Over twenty years ago, in the spring of 1989, I took a seminar in graduate school called "Narrative Complexity in Film." The class was taught by Robert Carringer, who was (and still is) an expert on Orson Welles. In the semester, we studied three auteurs--Welles, Jean-Luc Godard, and Rainer Werner Fassbinder--whose movies were deemed by Carringer to be "narratively complex." It's no exaggeration to say that this seminar changed my life. I had never seen a film by Godard before, but I fell in love with his work and ended up writing my dissertation about the reception of Godard's films in America.
The fifth week into the class, in the middle of our Godard unit, we watched Weekend (1967), Godard's surrealist diatribe against capitalism. The plot of Weekend is simple: a husband and wife, both supremely shallow and evil people, travel from Paris to the French countryside to visit the wife’s sick mother. (In fact, during this trip the husband and wife plan to murder the sick mother and claim her inheritance.) What makes Weekend so bizarre isn't this set-up, but the individual episodes that the husband and wife get involved in on their journey. They get trapped in an excruciatingly long traffic jam (shot as a single long-take tracking shot); they meet a hitchhiker who calls himself God and turns a field of wrecked cars into a flock of sheep; they light Emily Bronte on fire; etc., etc. I found Weekend endlessly inventive the first time I saw it (which was in Carringer's seminar), and to this day it remains one of my favorite films.

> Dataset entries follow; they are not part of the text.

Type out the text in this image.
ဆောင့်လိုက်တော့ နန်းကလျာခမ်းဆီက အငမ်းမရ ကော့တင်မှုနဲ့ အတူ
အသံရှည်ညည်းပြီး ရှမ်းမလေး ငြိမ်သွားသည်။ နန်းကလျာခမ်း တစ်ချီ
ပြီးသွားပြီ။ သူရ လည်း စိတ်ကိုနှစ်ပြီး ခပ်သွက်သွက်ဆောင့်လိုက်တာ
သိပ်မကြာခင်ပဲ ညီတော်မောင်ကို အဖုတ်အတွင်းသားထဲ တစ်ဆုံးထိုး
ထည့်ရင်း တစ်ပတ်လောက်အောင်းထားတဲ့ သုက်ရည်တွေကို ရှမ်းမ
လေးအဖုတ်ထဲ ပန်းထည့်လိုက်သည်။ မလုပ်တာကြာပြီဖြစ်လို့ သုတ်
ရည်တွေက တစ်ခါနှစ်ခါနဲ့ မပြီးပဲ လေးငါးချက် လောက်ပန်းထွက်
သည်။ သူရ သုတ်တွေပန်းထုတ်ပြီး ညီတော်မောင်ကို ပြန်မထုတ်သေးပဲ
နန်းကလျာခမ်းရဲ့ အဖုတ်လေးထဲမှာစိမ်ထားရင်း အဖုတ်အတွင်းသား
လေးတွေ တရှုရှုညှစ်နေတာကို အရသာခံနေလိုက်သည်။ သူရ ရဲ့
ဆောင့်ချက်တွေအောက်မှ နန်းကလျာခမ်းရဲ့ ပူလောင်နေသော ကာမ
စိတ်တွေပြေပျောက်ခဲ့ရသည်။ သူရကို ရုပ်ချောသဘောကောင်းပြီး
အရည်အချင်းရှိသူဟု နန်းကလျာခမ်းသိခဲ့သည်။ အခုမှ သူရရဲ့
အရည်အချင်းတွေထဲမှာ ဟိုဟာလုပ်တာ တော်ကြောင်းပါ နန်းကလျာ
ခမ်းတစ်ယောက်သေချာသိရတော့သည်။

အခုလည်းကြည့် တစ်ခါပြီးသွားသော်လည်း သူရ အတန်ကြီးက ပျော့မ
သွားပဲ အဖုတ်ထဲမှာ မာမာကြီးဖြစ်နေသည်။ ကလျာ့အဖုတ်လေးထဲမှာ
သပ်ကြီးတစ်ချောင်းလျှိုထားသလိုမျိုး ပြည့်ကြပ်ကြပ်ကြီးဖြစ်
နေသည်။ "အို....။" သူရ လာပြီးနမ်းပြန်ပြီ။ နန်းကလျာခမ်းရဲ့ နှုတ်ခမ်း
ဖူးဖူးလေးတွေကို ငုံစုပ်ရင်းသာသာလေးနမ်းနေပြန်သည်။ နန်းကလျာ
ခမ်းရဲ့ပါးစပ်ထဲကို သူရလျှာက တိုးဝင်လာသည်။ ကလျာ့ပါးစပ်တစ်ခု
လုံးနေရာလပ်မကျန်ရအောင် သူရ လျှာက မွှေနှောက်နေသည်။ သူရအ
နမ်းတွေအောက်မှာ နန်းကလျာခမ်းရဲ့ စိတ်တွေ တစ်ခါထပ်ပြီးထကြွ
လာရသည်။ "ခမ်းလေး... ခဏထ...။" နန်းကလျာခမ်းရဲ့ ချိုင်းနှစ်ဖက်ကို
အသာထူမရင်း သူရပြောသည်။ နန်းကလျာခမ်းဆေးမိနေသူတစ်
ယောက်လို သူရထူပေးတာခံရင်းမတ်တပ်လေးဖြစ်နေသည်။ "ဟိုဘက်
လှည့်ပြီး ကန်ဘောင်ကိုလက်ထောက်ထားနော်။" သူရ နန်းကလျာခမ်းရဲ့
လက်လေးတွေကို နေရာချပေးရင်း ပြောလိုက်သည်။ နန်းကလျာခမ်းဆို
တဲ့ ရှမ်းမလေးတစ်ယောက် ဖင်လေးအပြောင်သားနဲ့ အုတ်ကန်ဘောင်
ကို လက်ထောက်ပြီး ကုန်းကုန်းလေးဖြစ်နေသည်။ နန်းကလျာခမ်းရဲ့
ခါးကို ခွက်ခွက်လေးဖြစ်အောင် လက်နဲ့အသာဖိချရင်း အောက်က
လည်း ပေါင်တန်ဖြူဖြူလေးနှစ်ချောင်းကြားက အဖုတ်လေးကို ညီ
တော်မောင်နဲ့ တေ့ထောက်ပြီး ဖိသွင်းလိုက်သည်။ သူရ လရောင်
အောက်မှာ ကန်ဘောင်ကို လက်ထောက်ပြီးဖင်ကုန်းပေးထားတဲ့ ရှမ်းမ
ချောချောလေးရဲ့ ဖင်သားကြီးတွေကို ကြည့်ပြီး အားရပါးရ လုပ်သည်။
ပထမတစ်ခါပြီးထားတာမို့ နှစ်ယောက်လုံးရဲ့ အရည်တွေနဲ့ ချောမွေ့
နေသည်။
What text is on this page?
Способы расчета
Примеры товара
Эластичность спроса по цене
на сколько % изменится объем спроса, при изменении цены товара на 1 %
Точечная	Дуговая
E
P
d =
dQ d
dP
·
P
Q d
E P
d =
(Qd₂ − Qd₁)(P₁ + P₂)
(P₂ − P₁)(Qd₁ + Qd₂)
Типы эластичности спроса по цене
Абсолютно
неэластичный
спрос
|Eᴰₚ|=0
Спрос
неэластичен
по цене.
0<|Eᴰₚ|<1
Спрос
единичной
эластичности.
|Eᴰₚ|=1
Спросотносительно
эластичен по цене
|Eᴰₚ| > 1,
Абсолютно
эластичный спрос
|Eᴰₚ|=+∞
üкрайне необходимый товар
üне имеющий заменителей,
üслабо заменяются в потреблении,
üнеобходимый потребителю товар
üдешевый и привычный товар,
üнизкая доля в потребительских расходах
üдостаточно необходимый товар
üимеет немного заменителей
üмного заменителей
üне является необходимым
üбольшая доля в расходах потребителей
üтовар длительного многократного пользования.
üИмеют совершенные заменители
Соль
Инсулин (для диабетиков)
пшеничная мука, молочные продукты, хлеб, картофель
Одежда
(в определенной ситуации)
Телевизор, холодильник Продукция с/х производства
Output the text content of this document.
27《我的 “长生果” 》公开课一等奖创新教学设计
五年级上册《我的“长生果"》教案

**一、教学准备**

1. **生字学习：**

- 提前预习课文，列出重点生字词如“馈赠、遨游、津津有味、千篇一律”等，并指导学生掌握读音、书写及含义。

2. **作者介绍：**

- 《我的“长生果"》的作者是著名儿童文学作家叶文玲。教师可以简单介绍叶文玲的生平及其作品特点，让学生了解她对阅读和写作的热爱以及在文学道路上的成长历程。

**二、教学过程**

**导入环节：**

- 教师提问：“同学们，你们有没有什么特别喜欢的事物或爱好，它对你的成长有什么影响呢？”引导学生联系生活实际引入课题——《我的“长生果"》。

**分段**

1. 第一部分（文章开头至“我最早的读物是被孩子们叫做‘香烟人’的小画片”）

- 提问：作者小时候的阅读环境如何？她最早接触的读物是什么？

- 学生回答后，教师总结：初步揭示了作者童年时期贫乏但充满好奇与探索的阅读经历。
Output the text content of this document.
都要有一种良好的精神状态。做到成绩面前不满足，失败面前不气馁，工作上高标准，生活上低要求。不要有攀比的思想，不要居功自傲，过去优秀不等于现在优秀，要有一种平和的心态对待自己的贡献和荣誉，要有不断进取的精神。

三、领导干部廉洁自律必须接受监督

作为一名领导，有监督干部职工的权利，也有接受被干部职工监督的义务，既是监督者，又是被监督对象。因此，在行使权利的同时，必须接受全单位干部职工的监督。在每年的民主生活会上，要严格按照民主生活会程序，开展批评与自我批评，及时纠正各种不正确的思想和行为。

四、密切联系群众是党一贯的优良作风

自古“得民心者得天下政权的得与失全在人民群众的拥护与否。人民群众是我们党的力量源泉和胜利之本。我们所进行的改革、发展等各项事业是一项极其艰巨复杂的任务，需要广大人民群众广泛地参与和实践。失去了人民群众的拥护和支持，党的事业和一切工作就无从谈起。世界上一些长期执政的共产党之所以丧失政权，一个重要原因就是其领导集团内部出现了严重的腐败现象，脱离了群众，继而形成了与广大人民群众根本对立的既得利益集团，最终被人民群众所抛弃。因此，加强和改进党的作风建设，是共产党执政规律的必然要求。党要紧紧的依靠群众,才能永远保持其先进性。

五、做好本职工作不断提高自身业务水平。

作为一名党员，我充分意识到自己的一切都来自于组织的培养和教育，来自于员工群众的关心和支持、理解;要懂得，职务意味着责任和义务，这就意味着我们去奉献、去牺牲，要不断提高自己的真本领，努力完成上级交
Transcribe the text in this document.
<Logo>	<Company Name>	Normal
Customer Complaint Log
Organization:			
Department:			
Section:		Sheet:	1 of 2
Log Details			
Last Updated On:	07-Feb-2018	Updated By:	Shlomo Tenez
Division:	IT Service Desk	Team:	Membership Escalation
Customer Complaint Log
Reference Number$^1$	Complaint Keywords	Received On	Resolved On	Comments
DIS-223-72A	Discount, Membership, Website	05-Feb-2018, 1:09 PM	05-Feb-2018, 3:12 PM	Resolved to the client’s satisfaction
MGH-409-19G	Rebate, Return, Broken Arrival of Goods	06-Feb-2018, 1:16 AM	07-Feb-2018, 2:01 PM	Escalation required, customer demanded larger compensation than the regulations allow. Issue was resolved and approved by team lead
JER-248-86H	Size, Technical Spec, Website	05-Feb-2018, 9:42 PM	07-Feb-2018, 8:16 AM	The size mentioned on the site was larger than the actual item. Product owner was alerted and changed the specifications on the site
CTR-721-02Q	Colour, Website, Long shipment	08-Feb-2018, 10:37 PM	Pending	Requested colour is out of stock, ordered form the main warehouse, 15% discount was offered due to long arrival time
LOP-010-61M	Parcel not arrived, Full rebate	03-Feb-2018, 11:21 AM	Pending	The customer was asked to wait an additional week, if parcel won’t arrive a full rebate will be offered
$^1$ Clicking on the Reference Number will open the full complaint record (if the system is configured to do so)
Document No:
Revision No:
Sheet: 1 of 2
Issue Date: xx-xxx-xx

Near the end of Weekend--and don’t worry about spoilers, since Weekend doesn’t try to create any kind of conventional suspense in viewers--the husband and wife are captured by a band of cannibalistic hippies. There's an amazing shot at the hippie's camp, near a lake. The camera tracks horizontally back and forth, right and left, across a tableau of a drummer pounding a fast beat. Meanwhile, various members of the hippie commune wander in and out of camera range and a voice on the soundtrack recites portions of the Comte de Lautremont's Les Chants de Maldoror ("I salute you, Old Ocean!"). The scene ends with the camera zooming out to the water, filling the screen with blue and sky.
The first time I saw this scene, I was so moved I cried. I still remember sitting in the uncomfortable auditorium seat, my head full of feelings and ideas ("Godard’s camera is inscribing a thesis-antithesis-synthesis dialectic!") that challenged my definition of what a film could be. I also remember hearing a noise behind me, faint at first and then louder...and I remember my surprise when I realized that the noise was the snoring of another student in the seminar: ZZZZZZZZZZZZ. But that was a valuable lesson too: it taught me that people don't necessarily respond to movies like I do, and that I need to remember that one person’s epiphany is another person’s nap.
And you? What's the strangest film you've ever seen, and under what conditions did you see it?